L’Io diventa parete di un super-Io che ha un’obbiettivo più importante: distruzione e ricostruzione di noi stessi come parte di una collettività.

I diverbi e le discussioni continuano ad esistere ma è incredibile vedere come si spengano alla strenue di piccoli fuochi sotto un temporale.

L’energia dello spettacolo imminente è il punto di unione.

Lo spettacolo di per sè inizia e finisce senza lodi e senza infamia. Troppo vento e sabbia, troppo caldo, troppi interventi e poco tempo scandito da un sole ostinato a voler scendere, uniti ad errori di musica e dimenticanze varie, rendono il percorso tortuoso; adesso non importa, una nuova onda di energia è capace di spianare ogni salita.

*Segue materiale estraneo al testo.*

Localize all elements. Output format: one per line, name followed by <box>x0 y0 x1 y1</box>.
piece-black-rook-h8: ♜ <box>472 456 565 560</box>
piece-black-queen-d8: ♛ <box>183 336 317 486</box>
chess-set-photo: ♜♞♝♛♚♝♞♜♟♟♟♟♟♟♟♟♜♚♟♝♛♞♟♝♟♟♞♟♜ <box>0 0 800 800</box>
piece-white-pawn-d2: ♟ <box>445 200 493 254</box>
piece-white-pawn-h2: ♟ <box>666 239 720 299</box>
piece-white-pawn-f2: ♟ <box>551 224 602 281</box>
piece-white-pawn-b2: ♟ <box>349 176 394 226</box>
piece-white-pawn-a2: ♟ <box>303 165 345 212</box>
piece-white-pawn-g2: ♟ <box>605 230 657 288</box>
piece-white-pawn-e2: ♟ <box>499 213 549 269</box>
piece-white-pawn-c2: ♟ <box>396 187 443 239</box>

Le persone sono contente e noi siamo contenti; questo ci basta.

Ripartiamo da Ghende Korè con uno spirito diverso.

Per arrivare a Goba abbiamo un viaggio lungo di fronte a noi, condito da una piccola pausa ad Abse Teferì in cui memori di un primo contatto positivo con i bambini del posto proponiamo un piccolo spettacolo street.

Delusione ed indecisione salgono quando quella piccola folla curiosa e allegra non si ripresenta: cominciamo lo stesso e dopo pochi minuti un’altra folla ci accerchia arrivando a bloccare il traffico del piccolo villaggio.

Ripartiamo verso un’altra tappa importante, il cambio di bus ed autista.

Il viaggio da Awash a Goba è infinito.

Sarà però il nuovo mezzo meno farenji o la rinata fiducia nell’autista o semplicemente una zona d’Africa diversa popolata da persone diverse, fatto sta che tutto il gruppo sente un energia nuova e positiva.